SMA Solar Announces Company-Wide Restructuring & Job Cuts
SMA Solar has announced a restructuring and transformation program for its global operations
It will entail job cuts and adjustment of the company’s structure to enable profitable operations
The management sees this as a crucial time to opt for a decisive organizational and strategic course for the company
Leading solar PV inverter manufacturer SMA Solar Technology from Germany has initiated the process of a company-wide restructuring and transformation program to financially stabilize the company. Cost-cutting measures under the plan will lead to job cuts.
The company targets to achieve cost savings of around €150 million to €200 million with this program through 3 key action areas, namely:
optimization of the company's cost structure,
adjustment of the organizational and operational structure, and
strategic repositioning of the company on the market.
It believes these steps will enable the company’s profitable development, ‘even in a market environment that remains volatile.’
“With the restructuring and transformation program that has now been initiated, we will stabilise SMA financially in the short term on the one hand and realign the medium and long-term business strategy on the other,” said SMA CEO Jürgen Reinert. “However, this will require considerable cost savings, which will also make job cuts likely.”
SMA Solar has been battling challenges arising from high inventories with its distributors and installers, along with a drop in demand in the home solutions as well as commercial & industrial (C&I) segment. It impacted the company’s H1 2024 results, even though it maintained FY 2024 financial guidance (see ‘Challenging Market Conditions’ Spoil H1 2024 For SMA Solar Technology).
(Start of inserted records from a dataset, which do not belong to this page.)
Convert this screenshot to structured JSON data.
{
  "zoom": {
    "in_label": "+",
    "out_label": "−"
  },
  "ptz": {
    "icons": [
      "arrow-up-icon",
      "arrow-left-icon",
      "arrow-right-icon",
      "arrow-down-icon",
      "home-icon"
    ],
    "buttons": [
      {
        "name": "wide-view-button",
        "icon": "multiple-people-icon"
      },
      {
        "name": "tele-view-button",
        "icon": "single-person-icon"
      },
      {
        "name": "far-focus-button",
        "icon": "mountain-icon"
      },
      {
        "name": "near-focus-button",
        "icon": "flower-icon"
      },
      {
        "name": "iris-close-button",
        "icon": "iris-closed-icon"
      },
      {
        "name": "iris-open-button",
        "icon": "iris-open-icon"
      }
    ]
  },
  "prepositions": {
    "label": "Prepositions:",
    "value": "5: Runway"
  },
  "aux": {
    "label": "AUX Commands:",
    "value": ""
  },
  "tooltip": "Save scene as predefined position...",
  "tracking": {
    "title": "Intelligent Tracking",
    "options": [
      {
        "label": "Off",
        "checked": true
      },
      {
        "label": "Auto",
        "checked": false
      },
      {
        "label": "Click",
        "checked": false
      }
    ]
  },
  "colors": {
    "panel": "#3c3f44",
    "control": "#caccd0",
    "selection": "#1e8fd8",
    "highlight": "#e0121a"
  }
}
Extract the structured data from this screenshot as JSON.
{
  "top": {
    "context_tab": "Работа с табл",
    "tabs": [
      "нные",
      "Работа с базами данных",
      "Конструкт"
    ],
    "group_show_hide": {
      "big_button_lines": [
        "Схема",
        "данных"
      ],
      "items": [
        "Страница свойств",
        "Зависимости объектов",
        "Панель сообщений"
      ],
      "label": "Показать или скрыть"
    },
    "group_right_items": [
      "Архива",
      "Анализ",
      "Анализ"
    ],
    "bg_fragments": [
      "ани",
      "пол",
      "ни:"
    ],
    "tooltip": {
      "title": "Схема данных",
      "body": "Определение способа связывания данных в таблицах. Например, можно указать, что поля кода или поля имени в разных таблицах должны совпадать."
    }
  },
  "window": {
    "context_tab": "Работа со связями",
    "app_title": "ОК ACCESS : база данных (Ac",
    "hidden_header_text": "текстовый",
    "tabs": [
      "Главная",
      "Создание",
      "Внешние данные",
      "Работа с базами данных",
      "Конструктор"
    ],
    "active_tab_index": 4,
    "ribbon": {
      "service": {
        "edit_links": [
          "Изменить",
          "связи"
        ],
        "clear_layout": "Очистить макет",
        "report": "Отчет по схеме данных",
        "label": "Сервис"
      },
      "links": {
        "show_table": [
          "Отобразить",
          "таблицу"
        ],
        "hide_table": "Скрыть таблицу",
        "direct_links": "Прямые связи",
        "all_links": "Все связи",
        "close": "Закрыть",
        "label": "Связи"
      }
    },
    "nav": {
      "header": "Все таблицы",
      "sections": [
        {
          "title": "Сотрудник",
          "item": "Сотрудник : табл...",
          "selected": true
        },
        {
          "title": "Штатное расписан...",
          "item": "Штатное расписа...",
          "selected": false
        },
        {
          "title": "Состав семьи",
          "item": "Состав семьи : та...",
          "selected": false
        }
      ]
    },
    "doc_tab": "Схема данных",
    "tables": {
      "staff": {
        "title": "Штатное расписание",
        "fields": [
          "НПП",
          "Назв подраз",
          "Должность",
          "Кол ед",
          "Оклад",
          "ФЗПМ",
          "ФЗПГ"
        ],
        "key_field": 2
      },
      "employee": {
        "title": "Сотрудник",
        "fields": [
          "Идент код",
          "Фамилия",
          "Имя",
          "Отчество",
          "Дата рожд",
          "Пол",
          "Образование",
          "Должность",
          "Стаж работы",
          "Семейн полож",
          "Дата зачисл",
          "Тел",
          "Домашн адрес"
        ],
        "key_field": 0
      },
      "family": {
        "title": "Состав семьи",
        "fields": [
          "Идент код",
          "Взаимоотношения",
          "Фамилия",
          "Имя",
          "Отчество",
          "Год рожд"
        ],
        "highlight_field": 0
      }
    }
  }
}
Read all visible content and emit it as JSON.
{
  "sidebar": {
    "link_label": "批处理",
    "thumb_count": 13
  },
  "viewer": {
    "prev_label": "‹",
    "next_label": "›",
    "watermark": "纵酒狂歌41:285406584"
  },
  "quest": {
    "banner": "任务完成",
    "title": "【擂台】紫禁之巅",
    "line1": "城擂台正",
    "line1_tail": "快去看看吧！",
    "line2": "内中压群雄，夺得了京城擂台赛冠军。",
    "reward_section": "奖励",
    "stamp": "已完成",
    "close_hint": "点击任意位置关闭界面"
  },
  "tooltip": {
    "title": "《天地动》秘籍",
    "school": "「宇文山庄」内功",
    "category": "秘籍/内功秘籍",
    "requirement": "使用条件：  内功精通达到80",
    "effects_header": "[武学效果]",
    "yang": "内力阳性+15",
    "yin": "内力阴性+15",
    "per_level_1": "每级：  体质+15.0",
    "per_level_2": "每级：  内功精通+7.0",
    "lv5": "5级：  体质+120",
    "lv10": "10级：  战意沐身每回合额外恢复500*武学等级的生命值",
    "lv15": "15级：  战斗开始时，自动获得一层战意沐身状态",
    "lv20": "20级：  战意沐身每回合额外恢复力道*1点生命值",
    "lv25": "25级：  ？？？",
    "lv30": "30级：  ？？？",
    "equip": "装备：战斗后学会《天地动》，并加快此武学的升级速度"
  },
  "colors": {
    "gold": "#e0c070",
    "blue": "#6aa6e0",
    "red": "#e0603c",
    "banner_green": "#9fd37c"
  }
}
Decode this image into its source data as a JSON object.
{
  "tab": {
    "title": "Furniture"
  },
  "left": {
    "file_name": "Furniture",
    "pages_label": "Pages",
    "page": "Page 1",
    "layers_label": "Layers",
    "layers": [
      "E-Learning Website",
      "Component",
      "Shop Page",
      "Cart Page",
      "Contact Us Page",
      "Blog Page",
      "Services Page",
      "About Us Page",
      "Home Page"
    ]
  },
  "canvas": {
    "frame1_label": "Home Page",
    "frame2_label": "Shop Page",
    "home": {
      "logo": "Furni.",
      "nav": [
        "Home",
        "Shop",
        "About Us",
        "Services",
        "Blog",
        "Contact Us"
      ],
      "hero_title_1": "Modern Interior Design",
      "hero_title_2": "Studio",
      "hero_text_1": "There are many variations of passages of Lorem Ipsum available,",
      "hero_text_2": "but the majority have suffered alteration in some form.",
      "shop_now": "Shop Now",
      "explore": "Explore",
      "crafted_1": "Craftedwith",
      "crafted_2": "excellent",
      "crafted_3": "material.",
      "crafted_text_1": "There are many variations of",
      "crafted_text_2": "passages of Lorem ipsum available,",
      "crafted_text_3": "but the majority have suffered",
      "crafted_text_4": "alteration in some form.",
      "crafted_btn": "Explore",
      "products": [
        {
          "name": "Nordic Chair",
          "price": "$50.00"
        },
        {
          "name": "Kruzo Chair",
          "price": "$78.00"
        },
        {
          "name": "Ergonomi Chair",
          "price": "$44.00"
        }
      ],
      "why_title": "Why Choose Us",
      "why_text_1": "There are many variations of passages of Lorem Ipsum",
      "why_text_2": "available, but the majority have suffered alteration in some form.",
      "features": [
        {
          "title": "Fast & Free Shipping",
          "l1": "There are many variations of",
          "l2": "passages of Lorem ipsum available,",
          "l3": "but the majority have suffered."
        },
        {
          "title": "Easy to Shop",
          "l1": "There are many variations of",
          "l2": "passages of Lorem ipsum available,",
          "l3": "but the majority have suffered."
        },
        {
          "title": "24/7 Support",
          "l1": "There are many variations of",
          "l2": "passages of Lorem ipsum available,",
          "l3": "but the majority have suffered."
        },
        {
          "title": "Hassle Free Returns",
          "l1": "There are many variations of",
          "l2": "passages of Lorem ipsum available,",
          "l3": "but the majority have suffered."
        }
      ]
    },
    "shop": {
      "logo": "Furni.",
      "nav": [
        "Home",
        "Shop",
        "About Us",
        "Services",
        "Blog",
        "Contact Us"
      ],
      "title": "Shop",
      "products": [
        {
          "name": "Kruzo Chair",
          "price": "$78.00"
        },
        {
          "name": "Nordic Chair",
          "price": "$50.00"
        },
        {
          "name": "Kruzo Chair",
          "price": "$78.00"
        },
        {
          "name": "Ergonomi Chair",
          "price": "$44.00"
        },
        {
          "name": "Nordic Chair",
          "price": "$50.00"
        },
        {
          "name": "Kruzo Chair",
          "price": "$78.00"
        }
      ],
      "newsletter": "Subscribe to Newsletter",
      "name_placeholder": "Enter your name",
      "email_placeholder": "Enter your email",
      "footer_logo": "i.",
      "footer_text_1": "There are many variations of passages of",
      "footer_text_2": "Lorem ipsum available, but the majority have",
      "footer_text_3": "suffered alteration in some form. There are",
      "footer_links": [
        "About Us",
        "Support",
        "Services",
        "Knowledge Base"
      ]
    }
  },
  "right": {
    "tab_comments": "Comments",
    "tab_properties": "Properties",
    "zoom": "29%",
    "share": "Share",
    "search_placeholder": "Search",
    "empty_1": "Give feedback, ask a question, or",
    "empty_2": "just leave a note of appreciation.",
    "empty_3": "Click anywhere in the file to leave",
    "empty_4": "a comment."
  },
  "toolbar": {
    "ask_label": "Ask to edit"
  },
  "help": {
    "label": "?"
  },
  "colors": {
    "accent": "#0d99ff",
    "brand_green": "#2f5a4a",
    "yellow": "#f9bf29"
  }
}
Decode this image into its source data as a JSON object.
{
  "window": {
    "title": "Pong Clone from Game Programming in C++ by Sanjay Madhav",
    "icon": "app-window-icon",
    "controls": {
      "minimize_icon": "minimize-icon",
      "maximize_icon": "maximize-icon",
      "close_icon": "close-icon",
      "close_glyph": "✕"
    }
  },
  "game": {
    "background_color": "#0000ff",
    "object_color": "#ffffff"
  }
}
SMA CFO Barbara Gregor added, “Our top priority is to increase profitability and sustainably strengthen the company's financial stability. At the same time, we are keeping a firm eye on the future and setting a decisive organisational and strategic course. It will now be crucial to quickly concretise our ambitious plans and then implement them in a disciplined and consistent manner.”
The official statement does not mention the company’s upcoming 3.5 GW annual capacity solar inverter manufacturing factory in the US, which is expected to create up to 200 new jobs in the initial 3 years.
SMA’s fellow German PV companies are in no better position as they confront financial challenges along with the impact of low solar demand on their business in times of low electricity prices post-COVID. Solar and storage systems company Bosswerk has hired a restructuring specialist, blaming low prices for declaring insolvency (see German Solar & Storage Systems Supplier Files For Insolvency).
Recently, the European solar PV manufacturer with Germany as its manufacturing location, Meyer Burger, also announced 19% job cuts under its restructuring program to aim for profitability.
While stepping down, Meyer Burger’s CEO Gunter Erfurt wrote a long note on his social media blaming the European policymakers for not acting fast enough on a strong industrial policy to bring back PV manufacturing to the continent. He accused European politicians of being ‘too afraid of China’ and by not acting on the opportunity, they have ‘sacrificed’ an industry of the future to China, a step he warned will be regretted one day (see Gunter Erfurt Leaves Meyer Burger As Company Initiates Restructuring).